Me likes Motor cycles, found these, they might not be techy, but they made me laff.


Harley Davidson....

The inventor of the Harley Davidson Motorcycle, Arthur Davidson died
and went to heaven where St. Peter spoke with him, "Since you've been
such a good man and your motorcycles have changed the world, your
reward is, you can hang out with anyone you want in Heaven."

Arthur thought about it for a minute and then said, "I want to hang
out with God."

St. Peter took Arthur to the Throne Room, and introduced him to God.

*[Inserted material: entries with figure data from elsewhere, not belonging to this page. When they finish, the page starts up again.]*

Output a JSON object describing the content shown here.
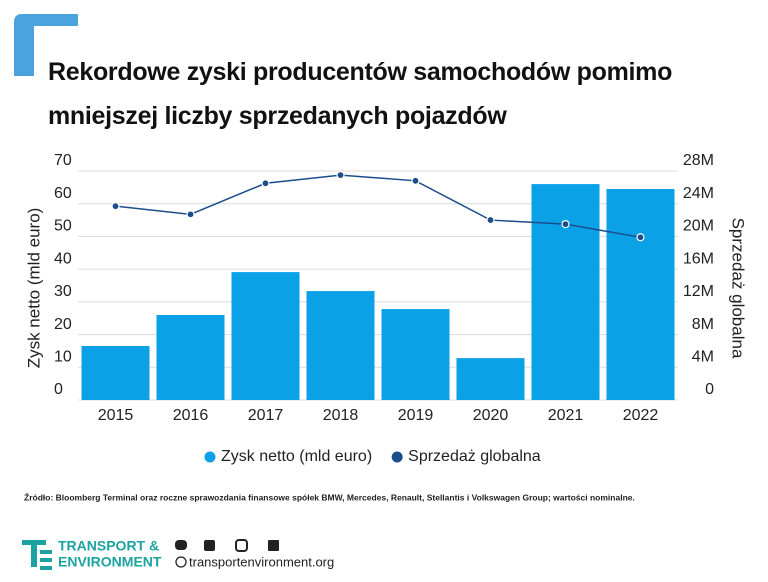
{
  "chart_data": {
    "type": "bar",
    "title": "Rekordowe zyski producentów samochodów pomimo mniejszej liczby sprzedanych pojazdów",
    "y_label": "Zysk netto (mld euro)",
    "y2_label": "Sprzedaż globalna",
    "categories": [
      "2015",
      "2016",
      "2017",
      "2018",
      "2019",
      "2020",
      "2021",
      "2022"
    ],
    "series": [
      {
        "name": "Zysk netto (mld euro)",
        "type": "bar",
        "color": "#0ba1e6",
        "values": [
          16.5,
          26,
          39.1,
          33.3,
          27.8,
          12.8,
          66,
          64.5
        ]
      },
      {
        "name": "Sprzedaż globalna",
        "type": "line",
        "axis": "y2",
        "color": "#1b4d8c",
        "values": [
          23700000,
          22700000,
          26500000,
          27500000,
          26800000,
          22000000,
          21500000,
          19900000
        ]
      }
    ],
    "ylim": [
      0,
      70
    ],
    "yticks": [
      0,
      10,
      20,
      30,
      40,
      50,
      60,
      70
    ],
    "y2lim": [
      0,
      28000000
    ],
    "y2ticks": [
      0,
      {
        "value": 4000000,
        "label": "4M"
      },
      {
        "value": 8000000,
        "label": "8M"
      },
      {
        "value": 12000000,
        "label": "12M"
      },
      {
        "value": 16000000,
        "label": "16M"
      },
      {
        "value": 20000000,
        "label": "20M"
      },
      {
        "value": 24000000,
        "label": "24M"
      },
      {
        "value": 28000000,
        "label": "28M"
      }
    ],
    "grid": true,
    "legend": "bottom",
    "source": "Źródło: Bloomberg Terminal oraz roczne sprawozdania finansowe spółek BMW, Mercedes, Renault, Stellantis i Volkswagen Group; wartości nominalne."
  },
  "footer": {
    "brand_line1": "TRANSPORT &",
    "brand_line2": "ENVIRONMENT",
    "url": "transportenvironment.org"
  }
}
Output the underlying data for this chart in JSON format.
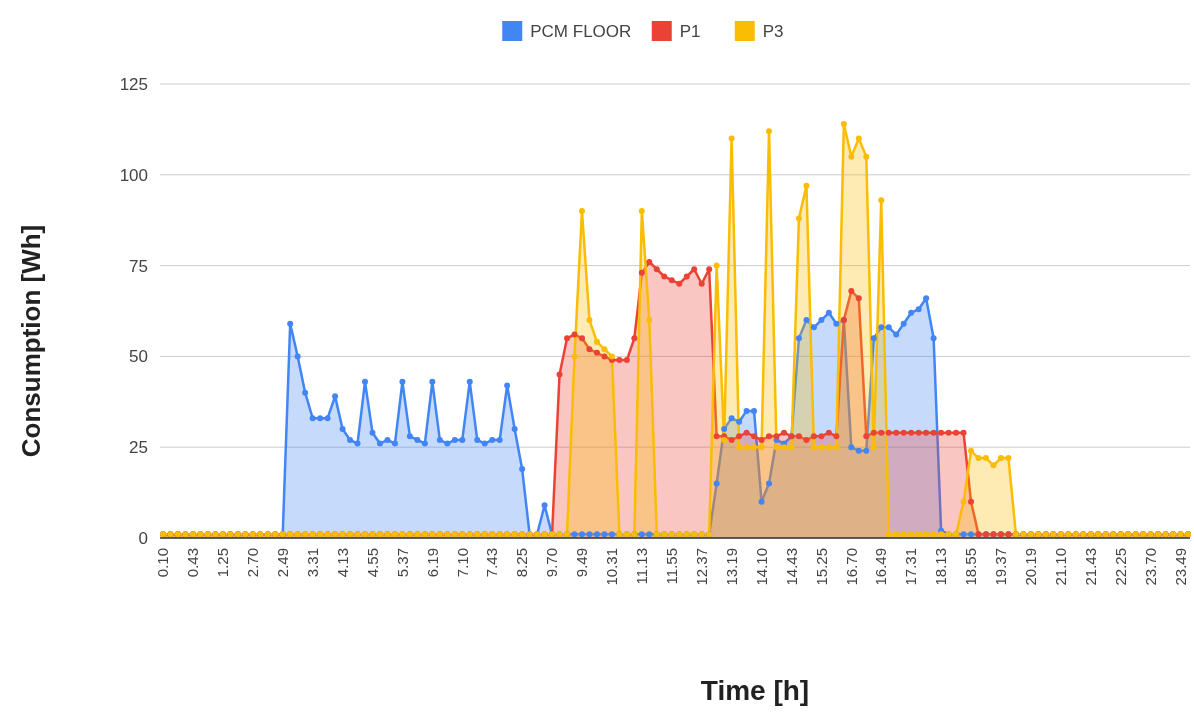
{
  "chart_data": {
    "type": "area",
    "xlabel": "Time [h]",
    "ylabel": "Consumption [Wh]",
    "categories": [
      "0.10",
      null,
      null,
      null,
      "0.43",
      null,
      null,
      null,
      "1.25",
      null,
      null,
      null,
      "2.70",
      null,
      null,
      null,
      "2.49",
      null,
      null,
      null,
      "3.31",
      null,
      null,
      null,
      "4.13",
      null,
      null,
      null,
      "4.55",
      null,
      null,
      null,
      "5.37",
      null,
      null,
      null,
      "6.19",
      null,
      null,
      null,
      "7.10",
      null,
      null,
      null,
      "7.43",
      null,
      null,
      null,
      "8.25",
      null,
      null,
      null,
      "9.70",
      null,
      null,
      null,
      "9.49",
      null,
      null,
      null,
      "10.31",
      null,
      null,
      null,
      "11.13",
      null,
      null,
      null,
      "11.55",
      null,
      null,
      null,
      "12.37",
      null,
      null,
      null,
      "13.19",
      null,
      null,
      null,
      "14.10",
      null,
      null,
      null,
      "14.43",
      null,
      null,
      null,
      "15.25",
      null,
      null,
      null,
      "16.70",
      null,
      null,
      null,
      "16.49",
      null,
      null,
      null,
      "17.31",
      null,
      null,
      null,
      "18.13",
      null,
      null,
      null,
      "18.55",
      null,
      null,
      null,
      "19.37",
      null,
      null,
      null,
      "20.19",
      null,
      null,
      null,
      "21.10",
      null,
      null,
      null,
      "21.43",
      null,
      null,
      null,
      "22.25",
      null,
      null,
      null,
      "23.70",
      null,
      null,
      null,
      "23.49",
      null
    ],
    "series": [
      {
        "name": "PCM FLOOR",
        "color": "#4285f4",
        "values": [
          1,
          1,
          1,
          1,
          1,
          1,
          1,
          1,
          1,
          1,
          1,
          1,
          1,
          1,
          1,
          1,
          1,
          59,
          50,
          40,
          33,
          33,
          33,
          39,
          30,
          27,
          26,
          43,
          29,
          26,
          27,
          26,
          43,
          28,
          27,
          26,
          43,
          27,
          26,
          27,
          27,
          43,
          27,
          26,
          27,
          27,
          42,
          30,
          19,
          1,
          1,
          9,
          1,
          1,
          1,
          1,
          1,
          1,
          1,
          1,
          1,
          1,
          1,
          1,
          1,
          1,
          1,
          1,
          1,
          1,
          1,
          1,
          1,
          1,
          15,
          30,
          33,
          32,
          35,
          35,
          10,
          15,
          27,
          26,
          28,
          55,
          60,
          58,
          60,
          62,
          59,
          60,
          25,
          24,
          24,
          55,
          58,
          58,
          56,
          59,
          62,
          63,
          66,
          55,
          2,
          1,
          1,
          1,
          1,
          1,
          1,
          1,
          1,
          1,
          1,
          1,
          1,
          1,
          1,
          1,
          1,
          1,
          1,
          1,
          1,
          1,
          1,
          1,
          1,
          1,
          1,
          1,
          1,
          1,
          1,
          1,
          1,
          1
        ]
      },
      {
        "name": "P1",
        "color": "#ea4335",
        "values": [
          1,
          1,
          1,
          1,
          1,
          1,
          1,
          1,
          1,
          1,
          1,
          1,
          1,
          1,
          1,
          1,
          1,
          1,
          1,
          1,
          1,
          1,
          1,
          1,
          1,
          1,
          1,
          1,
          1,
          1,
          1,
          1,
          1,
          1,
          1,
          1,
          1,
          1,
          1,
          1,
          1,
          1,
          1,
          1,
          1,
          1,
          1,
          1,
          1,
          1,
          1,
          1,
          1,
          45,
          55,
          56,
          55,
          52,
          51,
          50,
          49,
          49,
          49,
          55,
          73,
          76,
          74,
          72,
          71,
          70,
          72,
          74,
          70,
          74,
          28,
          28,
          27,
          28,
          29,
          28,
          27,
          28,
          28,
          29,
          28,
          28,
          27,
          28,
          28,
          29,
          28,
          60,
          68,
          66,
          28,
          29,
          29,
          29,
          29,
          29,
          29,
          29,
          29,
          29,
          29,
          29,
          29,
          29,
          10,
          1,
          1,
          1,
          1,
          1,
          1,
          1,
          1,
          1,
          1,
          1,
          1,
          1,
          1,
          1,
          1,
          1,
          1,
          1,
          1,
          1,
          1,
          1,
          1,
          1,
          1,
          1,
          1,
          1
        ]
      },
      {
        "name": "P3",
        "color": "#fbbc04",
        "values": [
          1,
          1,
          1,
          1,
          1,
          1,
          1,
          1,
          1,
          1,
          1,
          1,
          1,
          1,
          1,
          1,
          1,
          1,
          1,
          1,
          1,
          1,
          1,
          1,
          1,
          1,
          1,
          1,
          1,
          1,
          1,
          1,
          1,
          1,
          1,
          1,
          1,
          1,
          1,
          1,
          1,
          1,
          1,
          1,
          1,
          1,
          1,
          1,
          1,
          1,
          1,
          1,
          1,
          1,
          1,
          50,
          90,
          60,
          54,
          52,
          50,
          1,
          1,
          1,
          90,
          60,
          1,
          1,
          1,
          1,
          1,
          1,
          1,
          1,
          75,
          27,
          110,
          25,
          25,
          25,
          25,
          112,
          25,
          25,
          25,
          88,
          97,
          25,
          25,
          25,
          25,
          114,
          105,
          110,
          105,
          25,
          93,
          1,
          1,
          1,
          1,
          1,
          1,
          1,
          1,
          1,
          1,
          10,
          24,
          22,
          22,
          20,
          22,
          22,
          1,
          1,
          1,
          1,
          1,
          1,
          1,
          1,
          1,
          1,
          1,
          1,
          1,
          1,
          1,
          1,
          1,
          1,
          1,
          1,
          1,
          1,
          1,
          1
        ]
      }
    ],
    "ylim": [
      0,
      125
    ],
    "yticks": [
      0,
      25,
      50,
      75,
      100,
      125
    ],
    "grid": "y",
    "legend": "top",
    "marker": "circle"
  }
}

Arthur then asked God, "Hey, aren't you the inventor of women?" God
said, "Ah, yes. "

"Well, " said Arthur, "professional to professional, you have some
major
design flaws in your invention.

1. There's too much inconsistency in the front-end protrusions.
2. It chatters constantly at high speeds.
3. Most of the rear ends are too soft and wobble too much.
4. The intake is placed way to close to the exhaust and finally,
5. The maintenance costs are outrageous.

"Hmmmm, you may have some good points there," replied God, "hold on."
God went to his celestial computer typed in some words and waited for
the results.

The computer printed out a slip of paper and God read it. "Well, it
may be true that my invention is flawed," God said to Arthur, "but
according to these numbers, more men are riding my invention than
yours."

------------------------------------------------------------------------------------------------------------------

A mechanic was removing a cylinder head from the motor of a Harley, when he spotted the local heart surgeon in his shop. The surgeon was waiting for the service manager to come take a look at his bike.
The mechanic shouted across the garage, "Hey Doc can I ask youa
professional question?"
The surgeon, a bit surprised, walked over to the mechanic working on the
motorcycle.

The mechanic straightened up, wiped his hands on a rag and asked, "So
Doc, look at this engine. I can open the heart of this engine, take valves
out, fix'em, put in new parts and when I finish this will work just like a new
one. So how come I get paid a pittance and you get the really big bucks
when you and I are doing basically the same work?"

The surgeon paused, smiled and leaned over, and whispered to the mechanic......

"Try doing it with the engine running!"